La dieta che salva il pianeta (ma non tutti possono permettersela)
Lo studio non nasconde il lato amaro. Se da un lato la trasformazione dei sistemi alimentari genererebbe benefici socio-economici enormi — la Food System Economics Commission li ha quantificati, già all’inizio del 2024, tra i 5 e i 10 trilioni di dollari all’anno — dall’altro le perdite si concentrerebbero lì dove oggi si produce carne, latte e derivati. Secondo i ricercatori del Potsdam Institute for Climate Impact Research (PIK) e della Cornell University, i costi ricadrebbero proprio sulle economie rurali che dipendono dall’allevamento, mentre i benefici per salute e ambiente resterebbero diffusi, quasi invisibili su scala locale.
E poi c’è il paradosso del piatto sano. La dieta di riferimento elaborata dalla Commissione EAT-Lancet — quella che, stando alle stime della stessa commissione, potrebbe prevenire circa 15 milioni di morti premature all’anno — costa, a livello globale, una mediana di 2,84 dollari al giorno. Sembra poco, ma un’analisi di Hirvonen e colleghi ha calcolato che per almeno 1,58 miliardi di persone questa cifra è fuori portata. In altre parole, il menù che farebbe bene al cuore e al clima è ancora un lusso per una fetta enorme della popolazione mondiale.
Il meccanismo è semplice quanto spietato: nei paesi ad alto reddito, una bistecca costa spesso meno di un cesto di verdure fresche, frutta secca e legumi. Nei paesi a basso reddito, la carne rappresenta una fonte concentrata di nutrienti e un bene scambiabile sul mercato locale, mentre la diversificazione vegetale richiede filiere, stoccaggio e potere d’acquisto che semplicemente non ci sono. Il risultato è che la transizione alimentare, così come modellata dagli scenari globali, rischia di allargare le disuguaglianze anziché ridurle.

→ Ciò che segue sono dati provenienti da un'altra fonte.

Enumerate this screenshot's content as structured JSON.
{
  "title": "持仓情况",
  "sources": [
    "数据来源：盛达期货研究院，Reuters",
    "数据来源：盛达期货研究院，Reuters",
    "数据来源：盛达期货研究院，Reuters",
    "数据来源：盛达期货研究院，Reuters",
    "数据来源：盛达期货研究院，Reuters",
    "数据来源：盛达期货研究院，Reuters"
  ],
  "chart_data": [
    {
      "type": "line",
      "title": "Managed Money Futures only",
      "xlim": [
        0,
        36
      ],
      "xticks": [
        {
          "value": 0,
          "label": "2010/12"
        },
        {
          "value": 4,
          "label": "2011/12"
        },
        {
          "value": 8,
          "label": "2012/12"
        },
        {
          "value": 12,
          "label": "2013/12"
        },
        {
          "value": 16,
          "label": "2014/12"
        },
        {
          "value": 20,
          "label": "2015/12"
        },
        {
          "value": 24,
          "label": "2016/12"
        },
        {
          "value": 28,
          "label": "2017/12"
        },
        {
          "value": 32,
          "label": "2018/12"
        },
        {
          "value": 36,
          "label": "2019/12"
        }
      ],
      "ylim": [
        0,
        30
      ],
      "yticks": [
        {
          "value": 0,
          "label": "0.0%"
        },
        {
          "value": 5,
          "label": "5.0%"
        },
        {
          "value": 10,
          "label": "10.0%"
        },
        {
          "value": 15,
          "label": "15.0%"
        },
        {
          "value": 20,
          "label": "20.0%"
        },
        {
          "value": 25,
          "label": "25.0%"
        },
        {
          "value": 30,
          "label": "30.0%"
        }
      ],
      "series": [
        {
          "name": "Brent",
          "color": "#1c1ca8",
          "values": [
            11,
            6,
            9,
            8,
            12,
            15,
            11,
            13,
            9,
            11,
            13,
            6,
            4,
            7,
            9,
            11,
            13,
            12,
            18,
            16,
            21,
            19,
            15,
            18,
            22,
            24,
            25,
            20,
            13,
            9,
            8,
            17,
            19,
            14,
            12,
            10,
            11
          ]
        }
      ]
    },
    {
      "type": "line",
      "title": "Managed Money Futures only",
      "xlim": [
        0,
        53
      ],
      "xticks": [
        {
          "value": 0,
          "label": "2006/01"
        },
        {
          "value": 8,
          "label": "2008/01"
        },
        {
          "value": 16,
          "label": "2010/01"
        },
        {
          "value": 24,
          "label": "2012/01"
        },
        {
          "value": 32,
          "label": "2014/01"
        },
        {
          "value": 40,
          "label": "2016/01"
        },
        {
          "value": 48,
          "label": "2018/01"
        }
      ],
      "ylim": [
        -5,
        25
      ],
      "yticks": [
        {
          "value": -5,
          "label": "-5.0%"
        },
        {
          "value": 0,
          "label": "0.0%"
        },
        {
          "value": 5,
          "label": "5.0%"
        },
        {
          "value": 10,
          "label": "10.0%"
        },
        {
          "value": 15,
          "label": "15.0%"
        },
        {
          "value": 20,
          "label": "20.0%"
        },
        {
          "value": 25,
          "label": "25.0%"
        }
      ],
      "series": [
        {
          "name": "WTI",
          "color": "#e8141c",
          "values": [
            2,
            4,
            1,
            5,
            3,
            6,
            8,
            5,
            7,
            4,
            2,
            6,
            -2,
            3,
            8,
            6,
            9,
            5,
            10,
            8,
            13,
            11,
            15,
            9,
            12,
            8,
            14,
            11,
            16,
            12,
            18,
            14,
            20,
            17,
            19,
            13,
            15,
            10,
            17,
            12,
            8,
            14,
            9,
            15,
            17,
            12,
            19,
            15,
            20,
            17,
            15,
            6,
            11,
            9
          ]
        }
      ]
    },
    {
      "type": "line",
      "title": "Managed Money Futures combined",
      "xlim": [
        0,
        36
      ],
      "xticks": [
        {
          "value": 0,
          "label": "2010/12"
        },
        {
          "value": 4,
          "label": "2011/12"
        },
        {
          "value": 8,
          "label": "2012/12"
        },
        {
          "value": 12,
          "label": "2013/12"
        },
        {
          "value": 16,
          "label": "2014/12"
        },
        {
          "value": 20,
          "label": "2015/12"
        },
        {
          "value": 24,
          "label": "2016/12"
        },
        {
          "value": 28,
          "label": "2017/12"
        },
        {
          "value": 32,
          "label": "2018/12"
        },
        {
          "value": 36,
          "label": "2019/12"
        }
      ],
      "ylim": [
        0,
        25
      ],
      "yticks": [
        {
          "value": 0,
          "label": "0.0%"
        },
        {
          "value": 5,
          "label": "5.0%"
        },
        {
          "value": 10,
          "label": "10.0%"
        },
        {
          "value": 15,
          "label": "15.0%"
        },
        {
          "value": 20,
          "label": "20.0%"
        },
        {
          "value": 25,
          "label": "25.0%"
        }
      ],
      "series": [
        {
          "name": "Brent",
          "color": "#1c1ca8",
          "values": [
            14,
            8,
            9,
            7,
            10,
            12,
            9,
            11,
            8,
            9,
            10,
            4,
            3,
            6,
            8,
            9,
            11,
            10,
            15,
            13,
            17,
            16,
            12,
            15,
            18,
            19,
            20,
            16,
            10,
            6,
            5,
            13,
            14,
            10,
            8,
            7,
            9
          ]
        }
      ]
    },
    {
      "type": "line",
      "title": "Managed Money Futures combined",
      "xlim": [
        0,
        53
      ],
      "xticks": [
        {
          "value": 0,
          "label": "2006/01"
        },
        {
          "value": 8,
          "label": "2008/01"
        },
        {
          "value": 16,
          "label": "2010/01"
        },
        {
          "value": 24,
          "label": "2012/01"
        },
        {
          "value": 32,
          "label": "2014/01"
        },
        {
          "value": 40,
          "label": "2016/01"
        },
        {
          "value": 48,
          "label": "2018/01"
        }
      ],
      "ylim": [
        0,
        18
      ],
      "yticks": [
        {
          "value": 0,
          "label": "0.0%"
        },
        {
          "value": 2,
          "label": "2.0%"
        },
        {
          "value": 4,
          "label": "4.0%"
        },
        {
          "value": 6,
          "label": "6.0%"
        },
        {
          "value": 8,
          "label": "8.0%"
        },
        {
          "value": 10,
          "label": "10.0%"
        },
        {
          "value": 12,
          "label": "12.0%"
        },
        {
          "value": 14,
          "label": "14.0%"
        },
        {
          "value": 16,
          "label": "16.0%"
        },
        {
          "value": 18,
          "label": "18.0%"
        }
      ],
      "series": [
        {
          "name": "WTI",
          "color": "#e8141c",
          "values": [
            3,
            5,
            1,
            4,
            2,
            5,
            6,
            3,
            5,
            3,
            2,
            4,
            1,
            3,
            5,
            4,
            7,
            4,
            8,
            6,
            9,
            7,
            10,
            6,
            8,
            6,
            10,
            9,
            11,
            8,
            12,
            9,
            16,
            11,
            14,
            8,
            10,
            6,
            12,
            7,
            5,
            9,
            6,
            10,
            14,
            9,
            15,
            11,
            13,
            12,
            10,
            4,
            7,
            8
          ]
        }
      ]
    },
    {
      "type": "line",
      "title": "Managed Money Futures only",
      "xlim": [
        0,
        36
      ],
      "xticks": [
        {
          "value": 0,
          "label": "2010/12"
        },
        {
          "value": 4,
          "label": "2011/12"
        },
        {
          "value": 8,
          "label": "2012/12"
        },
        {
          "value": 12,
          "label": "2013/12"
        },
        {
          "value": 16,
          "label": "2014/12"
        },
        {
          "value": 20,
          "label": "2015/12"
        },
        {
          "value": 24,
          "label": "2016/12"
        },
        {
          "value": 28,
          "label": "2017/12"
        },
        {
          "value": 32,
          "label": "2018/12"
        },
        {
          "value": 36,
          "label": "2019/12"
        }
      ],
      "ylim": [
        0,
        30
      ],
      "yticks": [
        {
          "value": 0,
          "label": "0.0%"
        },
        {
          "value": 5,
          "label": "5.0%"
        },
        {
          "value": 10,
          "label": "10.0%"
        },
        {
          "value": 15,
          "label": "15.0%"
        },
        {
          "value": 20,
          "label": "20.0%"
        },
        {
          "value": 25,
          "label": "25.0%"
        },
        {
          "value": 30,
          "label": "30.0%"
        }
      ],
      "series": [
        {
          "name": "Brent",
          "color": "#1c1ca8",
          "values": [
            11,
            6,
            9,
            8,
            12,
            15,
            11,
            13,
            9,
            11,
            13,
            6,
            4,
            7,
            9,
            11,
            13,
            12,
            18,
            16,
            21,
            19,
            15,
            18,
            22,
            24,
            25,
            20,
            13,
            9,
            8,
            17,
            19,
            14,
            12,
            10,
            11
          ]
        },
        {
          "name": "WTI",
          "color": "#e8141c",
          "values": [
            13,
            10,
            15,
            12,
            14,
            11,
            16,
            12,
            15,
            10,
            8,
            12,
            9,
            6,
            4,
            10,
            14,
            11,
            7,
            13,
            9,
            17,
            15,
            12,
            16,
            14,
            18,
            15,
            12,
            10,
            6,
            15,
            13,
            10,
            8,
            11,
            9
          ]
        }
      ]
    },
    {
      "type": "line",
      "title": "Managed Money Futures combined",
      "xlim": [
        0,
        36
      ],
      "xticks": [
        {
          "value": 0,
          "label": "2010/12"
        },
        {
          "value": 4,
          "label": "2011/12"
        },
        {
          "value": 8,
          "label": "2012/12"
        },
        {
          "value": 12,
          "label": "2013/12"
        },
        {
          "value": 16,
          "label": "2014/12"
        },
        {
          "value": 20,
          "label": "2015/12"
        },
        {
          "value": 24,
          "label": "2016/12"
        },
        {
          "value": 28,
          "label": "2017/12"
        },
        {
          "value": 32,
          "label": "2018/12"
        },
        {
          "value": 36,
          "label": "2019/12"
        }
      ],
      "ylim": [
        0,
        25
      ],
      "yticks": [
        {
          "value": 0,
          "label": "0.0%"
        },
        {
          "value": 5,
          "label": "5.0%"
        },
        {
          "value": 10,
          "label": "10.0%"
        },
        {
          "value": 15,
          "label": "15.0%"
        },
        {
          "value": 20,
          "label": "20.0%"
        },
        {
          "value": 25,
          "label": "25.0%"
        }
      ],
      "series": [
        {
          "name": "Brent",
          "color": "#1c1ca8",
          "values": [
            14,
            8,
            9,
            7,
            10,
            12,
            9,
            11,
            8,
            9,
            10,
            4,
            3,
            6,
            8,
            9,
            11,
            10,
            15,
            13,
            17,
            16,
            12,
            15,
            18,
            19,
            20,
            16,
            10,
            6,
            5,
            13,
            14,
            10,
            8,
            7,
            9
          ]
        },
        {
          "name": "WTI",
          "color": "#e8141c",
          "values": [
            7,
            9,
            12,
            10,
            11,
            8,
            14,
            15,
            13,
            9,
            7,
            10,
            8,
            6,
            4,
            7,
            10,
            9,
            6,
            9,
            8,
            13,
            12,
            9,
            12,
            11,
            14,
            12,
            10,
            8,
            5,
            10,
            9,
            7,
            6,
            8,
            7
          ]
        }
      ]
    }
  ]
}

La transizione parte dal piatto (e dal portafoglio)
Non serve aspettare il 2050 per accorgersene. Già oggi, chi fa la spesa in Italia sa che un chilo di ceci secchi costa meno di un petto di pollo, ma sa anche che il tempo per cucinarli, la disponibilità di ricette e la pressione sociale spingono verso scelte diverse. La differenza è che, con i numeri alla mano, quelle scelte non sono più solo private: sono il termometro di una trasformazione che avanza anche senza che ce ne accorgiamo, e che avrà bisogno di politiche pubbliche capaci di accompagnare chi rischia di restare indietro — dagli allevatori delle aree interne ai consumatori a basso reddito di tutto il mondo.
La prossima volta che farai la spesa, saprai che dietro ogni etichetta c’è un sistema in bilico. Non è una questione di rinunce, ma di capire che la transizione è già in corso, e tocca a tutti fare i conti con la realtà dei prezzi e delle opportunità.